2階に上がってくると、陳麗が起き上がっていた。窓辺にゆったりと座り、外を見ている。
「おい」
「寝ていてばかりでは、気も滅入ってしまうのです」
口をすっぱく、寝ていろ動くなと言うわたしに、陳麗は苦笑する。
本当は、外に出たいのだろう。庭くらい、自由に歩き回らせてやりたい。だが、もうそうするだけの体力も、陳麗の体には残っていない。
窓からは、街道、そして梁山湖の変わらぬ姿が見える。
陽の光を反射し、輝く美しい水面。
白湯をさしだすと、陳麗はすぐに口をつける。しかし、碗に注いだ量の半分も呑んでいなかった。

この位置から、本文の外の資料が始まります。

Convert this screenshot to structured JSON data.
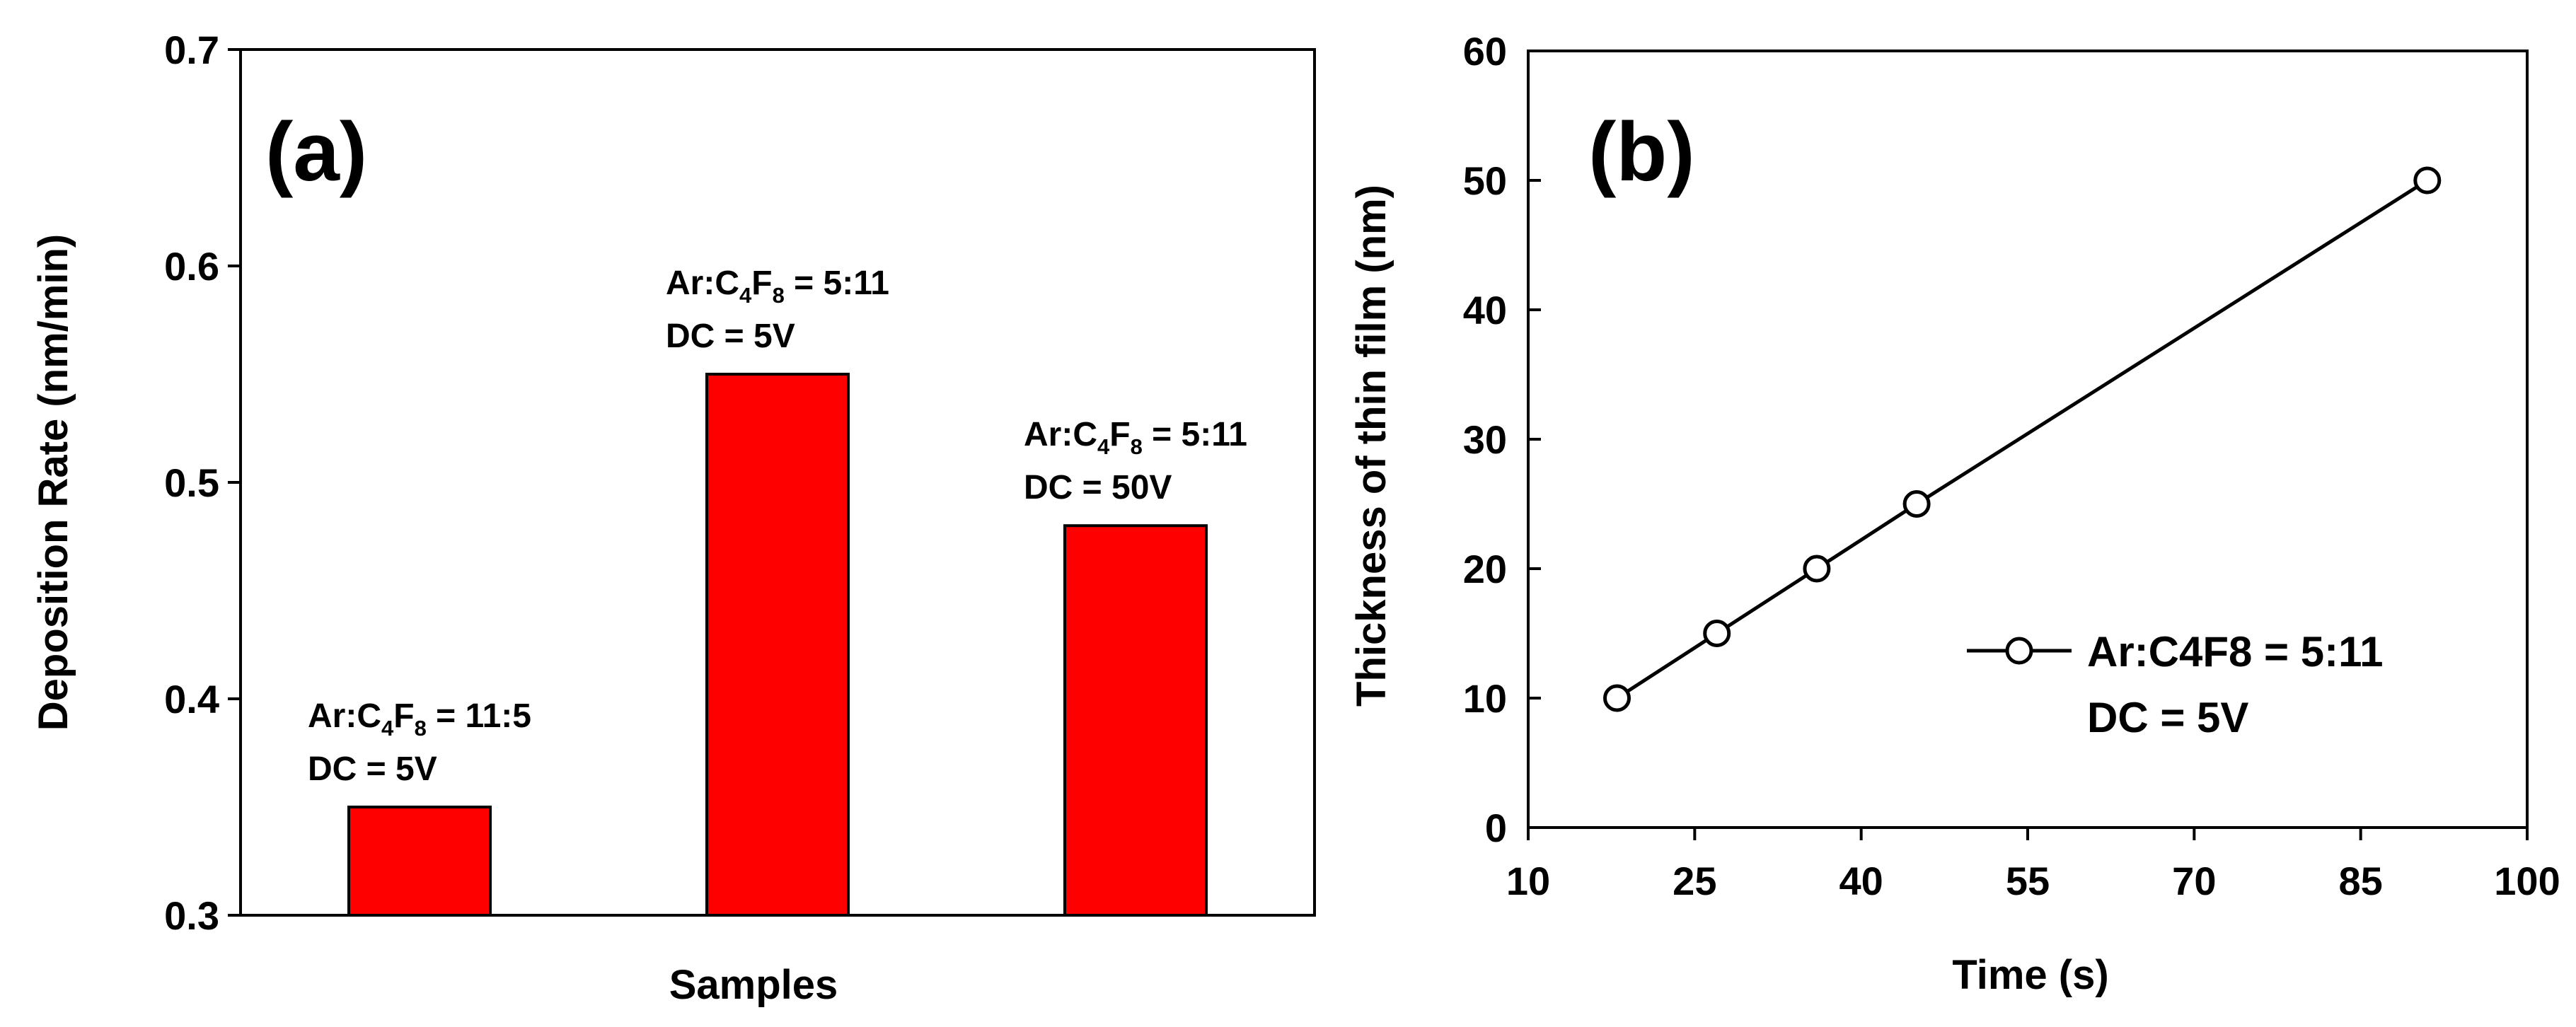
{
  "chart_data": [
    {
      "type": "bar",
      "panel_label": "(a)",
      "title": "",
      "xlabel": "Samples",
      "ylabel": "Deposition Rate (nm/min)",
      "ylim": [
        0.3,
        0.7
      ],
      "yticks": [
        "0.3",
        "0.4",
        "0.5",
        "0.6",
        "0.7"
      ],
      "bar_color": "#ff0000",
      "categories": [
        "Ar:C4F8 = 11:5, DC = 5V",
        "Ar:C4F8 = 5:11, DC = 5V",
        "Ar:C4F8 = 5:11, DC = 50V"
      ],
      "values": [
        0.35,
        0.55,
        0.48
      ],
      "annotations": [
        {
          "line1_prefix": "Ar:C",
          "sub1": "4",
          "mid": "F",
          "sub2": "8",
          "line1_suffix": " = 11:5",
          "line2": "DC = 5V"
        },
        {
          "line1_prefix": "Ar:C",
          "sub1": "4",
          "mid": "F",
          "sub2": "8",
          "line1_suffix": " = 5:11",
          "line2": "DC = 5V"
        },
        {
          "line1_prefix": "Ar:C",
          "sub1": "4",
          "mid": "F",
          "sub2": "8",
          "line1_suffix": " = 5:11",
          "line2": "DC = 50V"
        }
      ]
    },
    {
      "type": "line",
      "panel_label": "(b)",
      "title": "",
      "xlabel": "Time (s)",
      "ylabel": "Thickness of thin film (nm)",
      "xlim": [
        10,
        100
      ],
      "ylim": [
        0,
        60
      ],
      "xticks": [
        "10",
        "25",
        "40",
        "55",
        "70",
        "85",
        "100"
      ],
      "yticks": [
        "0",
        "10",
        "20",
        "30",
        "40",
        "50",
        "60"
      ],
      "series": [
        {
          "name": "Ar:C4F8 = 5:11",
          "x": [
            18,
            27,
            36,
            45,
            91
          ],
          "y": [
            10,
            15,
            20,
            25,
            50
          ],
          "marker": "open-circle",
          "color": "#000000"
        }
      ],
      "legend": {
        "line1": "Ar:C4F8 = 5:11",
        "line2": "DC = 5V",
        "position": "center-right"
      }
    }
  ]
}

「これは、身のついた魚と野菜をいっしょに煮たものだ。魚の身も、野菜も、そのまま飲み込めるほどやわらかい。少しでもいいから、食べてみてくれ」
「よい匂いです」
陳麗は、煮汁の入った碗を両手で受け取る。
湯気とともに、しばらく匂いを楽しむと、ようやく口をつけた。少しずつ、本当に少しずつ、のどを通っていく。



「志とは、よいものですか?」
いっしょに窓の外を見ていたわたしに、陳麗はたおやかに笑んで聞いた。
「あなたは、最近変わりました。・・・いえ、私が病に伏せる前のあなたに、もどったと言うべきかもしれません」
血の病だと、安道全先生が言っていた。治らぬと。しかし、熱を下げ、苦しみを和らげることはできるとも。誰かに、泣けてくるほどの感謝を感じたのは、はじめてかもしれない。
うつむき、膝の上で固くにぎったこぶしの上に、陳麗はやさしく細い手を重ねた。
「つらいですか?」
「いや、今はとても穏やかだ。不思議だな。お前の病が、治ったわけではないというのに」
「それは、わたしの病を受け入れてくれたからだと思います」
「お前の病を?」
「はい。今のあなたは、病ごと、わたしを見てくれています。以前のあなたは、わたしの健康ばかり追いもとめていました。こちらが見ていて、苦しくなるほどに」



最後の時を、こうして穏やかに過ごせる。それは、おそらく喜びなのだ。
妻が熱で苦しむことも、そんな妻を見てわたしの気がおかしくなりそうになることもない。ただ、おだやかで静かな最期。
「陳麗」
そう、最期なのだ。
わたしは、病の床にある妻にまで、いろいろと心配をさせてしまっていた。不出来な夫であっただろう。
それでも、最期にひと言。
「死ぬな。とは、もう言わぬ。――また、会おう」
陳麗は、しばしわたしの顔をみつめ、それからゆっくりと手をのばしてきた。やせ細った手首さえ、今は愛しい。
白い指先が、わたしの目じりからなにかを掬う。涙だった。わたしは泣いている。気づかなかった。
陳麗は、ゆっくりと、笑った。満ち足りたような笑みだった。わたしが愛した笑顔。
わたしも、笑みを返す。
妻の長い睫毛の下から、涙が一筋滑り落ちた。